Hice rodar las caderas, arqueándome, restregando mi coño hinchado y chorreante contra su muslo mientras él miraba, gimiendo.

Mis tetas rebotaban mientras yo montaba su muslo.

Cerré los ojos, gimiendo lastimeramente, gimoteando su nombre.

A través de la abertura de mi vestido, deslizándose por la cara interna de mi muslo, sus dedos encontraron mis bragas y presionaron contra mi coño.

—¡Oh!

—Mis caderas se movieron hacia delante de inmediato, sin ninguna vergüenza.

Apenas me estaba tocando y yo ya estaba empapada.

Apartó la tela y sus dedos se encontraron con mi coño desnudo, caliente y húmedo.

—Cristo —susurró, besándome con fuerza, tragándose cada sonido que yo hacía, mientras un dedo grueso se abría paso lentamente dentro de mi coño.

Mi cuerpo entero se estremeció de placer.

Lo movió profundo y lento, sintiendo cada centímetro de mi coño, un gemido grave vibró en él cuando mis paredes se apretaron codiciosamente a su alrededor.

—Joder —masculló contra mis labios—.

Estás empapada.

Añadió un segundo dedo y mi espalda se arqueó separándose de la pared, un sollozo se desgarró de mi garganta y él lo atrapó con su boca.

Sabía exactamente lo que me estaba haciendo.

Sus dedos se curvaron dentro de mí, bombeando mi coño mientras su lengua embestía contra la mía.

Había anhelado esto.

Había pasado muchas noches en vela, apretando los muslos en las reuniones, anhelando sus dedos, su boca, su polla.

—Oh, Dios, sí —sollocé cuando sus dedos se hundieron más profundo, más rápido, mientras los sonidos húmedos de mi coño siendo profanado llenaban la silenciosa habitación.
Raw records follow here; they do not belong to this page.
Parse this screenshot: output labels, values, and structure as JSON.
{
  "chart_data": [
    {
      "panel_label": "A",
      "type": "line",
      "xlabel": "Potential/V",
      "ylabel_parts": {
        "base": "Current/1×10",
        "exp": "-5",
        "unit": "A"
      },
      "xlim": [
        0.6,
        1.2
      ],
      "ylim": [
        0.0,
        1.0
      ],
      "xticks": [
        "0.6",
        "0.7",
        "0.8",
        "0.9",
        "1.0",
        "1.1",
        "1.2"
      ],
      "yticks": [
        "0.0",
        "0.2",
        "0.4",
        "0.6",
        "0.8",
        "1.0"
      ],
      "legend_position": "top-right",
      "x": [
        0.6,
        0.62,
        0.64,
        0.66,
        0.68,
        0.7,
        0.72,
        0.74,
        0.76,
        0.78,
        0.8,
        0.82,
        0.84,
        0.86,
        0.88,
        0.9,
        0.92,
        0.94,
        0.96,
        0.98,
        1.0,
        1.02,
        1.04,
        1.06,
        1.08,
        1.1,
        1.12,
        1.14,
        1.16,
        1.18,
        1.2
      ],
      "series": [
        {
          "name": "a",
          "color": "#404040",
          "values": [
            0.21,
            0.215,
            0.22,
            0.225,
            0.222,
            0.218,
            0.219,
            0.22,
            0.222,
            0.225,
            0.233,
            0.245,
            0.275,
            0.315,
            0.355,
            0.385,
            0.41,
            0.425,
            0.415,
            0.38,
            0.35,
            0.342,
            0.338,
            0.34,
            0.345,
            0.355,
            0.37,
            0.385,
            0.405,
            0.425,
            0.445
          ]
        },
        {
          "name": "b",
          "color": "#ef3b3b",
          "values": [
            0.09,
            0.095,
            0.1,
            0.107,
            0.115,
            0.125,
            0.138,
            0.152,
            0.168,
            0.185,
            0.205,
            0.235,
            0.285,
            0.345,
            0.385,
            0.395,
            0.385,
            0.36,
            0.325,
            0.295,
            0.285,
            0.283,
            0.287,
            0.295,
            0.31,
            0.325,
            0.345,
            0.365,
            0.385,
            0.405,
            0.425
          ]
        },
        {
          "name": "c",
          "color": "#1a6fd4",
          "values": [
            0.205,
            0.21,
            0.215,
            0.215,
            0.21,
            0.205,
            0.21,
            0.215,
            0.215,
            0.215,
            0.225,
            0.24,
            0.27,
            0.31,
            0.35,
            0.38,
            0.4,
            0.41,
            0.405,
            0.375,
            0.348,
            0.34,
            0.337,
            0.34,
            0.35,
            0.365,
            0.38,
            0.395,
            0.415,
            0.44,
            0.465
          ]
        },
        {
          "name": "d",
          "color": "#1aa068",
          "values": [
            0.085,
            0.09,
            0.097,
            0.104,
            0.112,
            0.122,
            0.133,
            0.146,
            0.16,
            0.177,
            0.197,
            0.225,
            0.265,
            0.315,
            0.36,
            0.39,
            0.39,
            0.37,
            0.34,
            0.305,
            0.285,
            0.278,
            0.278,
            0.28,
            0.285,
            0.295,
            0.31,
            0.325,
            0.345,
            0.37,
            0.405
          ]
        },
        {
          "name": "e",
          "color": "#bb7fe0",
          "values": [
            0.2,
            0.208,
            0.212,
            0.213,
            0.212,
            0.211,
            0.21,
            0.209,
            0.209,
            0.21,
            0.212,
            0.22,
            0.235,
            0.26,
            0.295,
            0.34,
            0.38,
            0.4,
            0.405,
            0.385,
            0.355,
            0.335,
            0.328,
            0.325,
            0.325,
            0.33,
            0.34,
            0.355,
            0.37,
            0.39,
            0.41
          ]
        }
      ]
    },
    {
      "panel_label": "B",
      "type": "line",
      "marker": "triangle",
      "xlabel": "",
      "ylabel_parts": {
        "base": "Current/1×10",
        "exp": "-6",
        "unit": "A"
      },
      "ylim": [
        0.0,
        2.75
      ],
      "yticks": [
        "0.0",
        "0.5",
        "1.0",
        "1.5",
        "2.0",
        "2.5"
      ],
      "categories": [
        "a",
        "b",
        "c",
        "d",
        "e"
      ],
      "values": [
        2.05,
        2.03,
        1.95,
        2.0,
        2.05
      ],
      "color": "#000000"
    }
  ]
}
Su pulgar encontró mi clítoris y lo rozó mientras su boca se aferraba de nuevo a mi pezón.

Iba a explotar, joder.

Olas calientes de placer se acumularon muy rápido en mi vientre.

Clavé las uñas en su cuello, jadeando, gimiendo, sollozando por él.

—¡Finn!

—Córrete para mí, Abby —gimió contra mis oídos, sus dedos martilleando mi coño—.

Es en lo puto único que puedo pensar, necesito verte correrte, sentir cómo te corres.

Sus dientes rozaron el lóbulo de mi oreja y eso fue el jodido remate.

Me rompí en un millón de pedazos.

Mi orgasmo me desgarró en largas olas convulsas, mis paredes se cerraron ávidamente alrededor de sus dedos hasta que me desplomé contra la pared.

Jadeando pesadamente, gemí cuando retiró los dedos.

Estaban empapados, relucientes con los jugos de mi coño.

Se llevó los dedos a la boca y los lamió, cerrando los ojos al hacerlo.

Un ceño fruncido surcó su frente y un pensamiento me asaltó.

«Ya me ha probado antes, como Afrodita».

«¿Y si reconoce el jugo de mi coño?

¿Y si…?»
Sus ojos verde esmeralda se abrieron de repente, desorbitados por el horror, y supe que estaba acabada.